To Date or to Wait?
Okay, so nobody’s knocking down my door. To be honest, nobody’s even glancing in my direction. I have no reason to be asking if I’m ready to date. But, I kind of do. I miss male companionship. I miss physical intimacy. I miss going out to dinner.
Oh, and I guess this is just a tiny bit relevant: my ex told me this week that he has entered the online dating world.
He committed to telling me when he was ready to take the plunge. He remained true to his word. He sent me a text. I’ve never received a break-up text but I wonder if this is what it kind of feels like.

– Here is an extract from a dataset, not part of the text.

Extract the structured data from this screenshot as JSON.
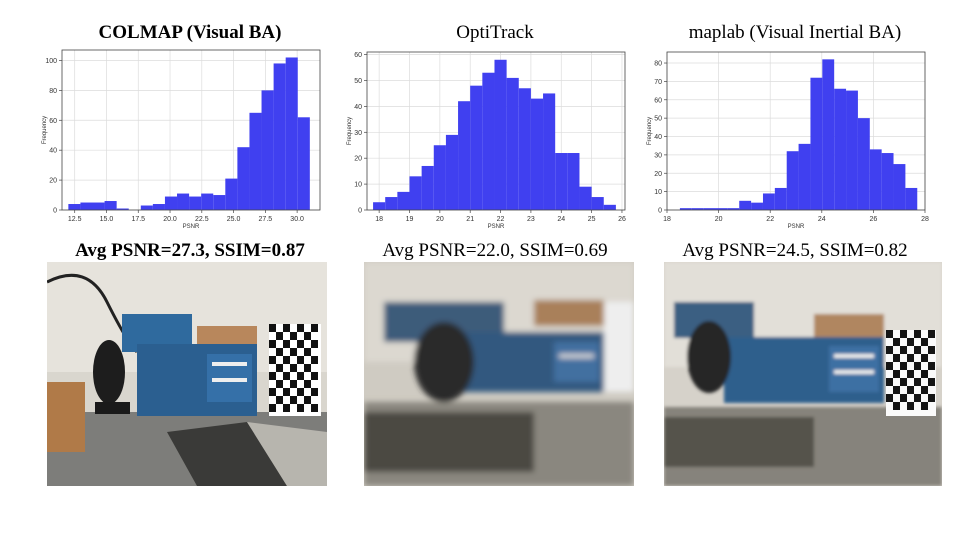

It stung. But it also sent me into a whirlwind of thoughts.
Wait! He’s ready to date? Does that mean I’m ready to date? It’s only been 4 months. Is 4 months long enough? How long is long enough?
Then, I started comparing my grief work to his grief work. Shouldn’t I be ready before he’s ready? Haven’t I faced it head on? Has he faced it head on? That’s when I had to say to myself, “STOP it SELF! There is no comparison. There is only your journey. There is only what’s right for you.”
So for tonight, I don’t have a profile. For tonight, nobody is winking at me or poking me or swiping in the right direction or whatever all those apps entail. It will come in time, but not tonight. I have friends who can show me the ropes. Maybe my ex will even guide me at some point, but not tonight.
In the meantime, it’s a Friday night. I could wallow. I’ve earned it.
But, not tonight. Tonight I decided to cook myself dinner, pour a glass of wine, light a candle, and watch an episode of “This is Us.”
In the meantime, I decided to date myself. And I’m excellent company.